PROJECT SUMMARY Spinal cord stimulators (SCS) and related devices are commonly used to treat refractory pain conditions, although mechanisms underlying pain reduction remain unclear. Improved understanding of SCS and the development of biomarkers are critical for improving device design and stimulation patterns and optimizing patient selection for device treatment. The main hypothesis of this proposal is that SCS devices reduce pain by modulating the excitability of peripheral sensory nerve fibers that project within the spinal dorsal columns, and this effect can be leveraged for biomarker development. The rationale for this hypothesis is that first order low-threshold mechanoreceptors project from the periphery through the dorsal column/medial lemniscus system to the brainstem. These are the neurons that (1) have closest proximity to the epidural space, the location of stimulation, and (2) have processes in both the periphery and spinal cord tracts. We will apply specialized tests of peripheral nerve excitability, threshold tracking nerve conduction studies, to detect changes in the excitability exerted on these neurons by SCS. We will also perform secondary measurements to determine other potential mechanisms of SCS in the peripheral and central nervous systems: microneurography, to detect modulation of primary nociceptor neuron excitability; PET-MRI, to measure changes in brain neuroinflammation; plasma cytokines and chemokines, to detect systemic neuroinflammatory effects due to SCS. We will perform sensory phenotyping to identify mechanisms in specific subgroups and pain and psychometric instruments to quantify responses. Aim 1 will use a multiple crossover design in subjects who have stably implanted SCS devices, and SCS settings will be toggled between therapeutic and minimal settings. Crossover intervals will include both two-week periods and rapid two-hour periods between setting changes. Aim 2 will consist of a prospective assessment of subjects prior and after implantation of new SCS devices, with a goal of identifying predictors of pain reduction response. The successful completion of this study will yield new mechanisms by which SCS reduces pain, relevant biomarkers, and further development of promising outcomes for broad pain research.

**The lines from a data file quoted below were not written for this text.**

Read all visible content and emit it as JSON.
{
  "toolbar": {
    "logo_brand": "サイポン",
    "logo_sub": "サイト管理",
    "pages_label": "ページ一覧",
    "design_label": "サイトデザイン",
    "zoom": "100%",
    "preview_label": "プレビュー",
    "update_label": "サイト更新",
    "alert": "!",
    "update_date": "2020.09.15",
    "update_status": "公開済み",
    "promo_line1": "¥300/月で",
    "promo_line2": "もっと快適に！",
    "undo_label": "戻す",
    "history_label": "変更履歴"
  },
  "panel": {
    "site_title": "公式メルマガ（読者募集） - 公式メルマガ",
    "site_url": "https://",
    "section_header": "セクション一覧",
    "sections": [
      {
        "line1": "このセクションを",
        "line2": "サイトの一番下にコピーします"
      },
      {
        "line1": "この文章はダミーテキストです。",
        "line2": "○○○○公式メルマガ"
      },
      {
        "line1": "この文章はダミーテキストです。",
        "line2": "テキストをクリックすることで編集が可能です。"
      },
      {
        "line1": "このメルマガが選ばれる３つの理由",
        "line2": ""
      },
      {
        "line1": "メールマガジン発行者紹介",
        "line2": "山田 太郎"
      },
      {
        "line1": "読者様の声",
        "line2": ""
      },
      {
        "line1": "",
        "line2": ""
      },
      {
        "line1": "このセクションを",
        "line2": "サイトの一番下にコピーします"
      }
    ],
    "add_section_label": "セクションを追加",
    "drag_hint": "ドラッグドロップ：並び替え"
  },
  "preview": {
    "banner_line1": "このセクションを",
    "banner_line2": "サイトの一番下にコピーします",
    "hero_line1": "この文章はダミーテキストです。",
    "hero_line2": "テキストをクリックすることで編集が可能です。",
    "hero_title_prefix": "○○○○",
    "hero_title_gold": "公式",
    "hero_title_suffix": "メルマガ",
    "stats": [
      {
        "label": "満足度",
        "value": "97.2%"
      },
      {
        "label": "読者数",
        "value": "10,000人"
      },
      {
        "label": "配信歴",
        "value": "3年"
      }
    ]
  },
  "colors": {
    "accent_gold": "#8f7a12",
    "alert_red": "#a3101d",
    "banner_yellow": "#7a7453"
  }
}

项目概要 脊髓刺激器 (SCS) 和相关设备通常用于治疗难治性疼痛， 尽管减轻疼痛的机制仍不清楚。加深对 SCS 和 生物标志物的开发对于改进设备设计和刺激模式以及优化至关重要 患者选择设备治疗。该提案的主要假设是 SCS 设备可以减轻疼痛 通过调节脊髓背部投射的周围感觉神经纤维的兴奋性 柱，并且可以利用这种效应来开发生物标记物。这个假设的基本原理是 一阶低阈值机械感受器从外围通过背柱/内侧投射 丘系系统至脑干。这些神经元 (1) 最接近硬膜外 空间，刺激的位置，以及（2）在外周和脊髓束中都有过程。我们 将应用周围神经兴奋性的专门测试、阈值跟踪神经传导研究， 检测 SCS 对这些神经元施加的兴奋性的变化。我们还将进行二次 测量以确定周围和中枢神经 SCS 的其他潜在机制 系统：显微神经造影，检测初级伤害感受器神经元兴奋性的调节； PET-MRI，以 测量大脑神经炎症的变化；血浆细胞因子和趋化因子，以检测全身 SCS 引起的神经炎症效应。我们将进行感官表型分析来识别机制 特定的亚组以及疼痛和心理测量工具来量化反应。目标 1 将使用倍数 对已稳定植入 SCS 设备的受试者进行交叉设计，并且 SCS 设置将被切换 介于治疗和最低设置之间。交叉间隔将包括两周时间和快速时间 设置更改之间的间隔为两小时。目标 2 将包括事先对受试者进行前瞻性评估 以及植入新的 SCS 设备后，目的是确定疼痛减轻反应的预测因子。 这项研究的成功完成将产生 SCS 减轻疼痛的新机制，相关 生物标志物，以及进一步开发广泛疼痛研究的有希望的结果。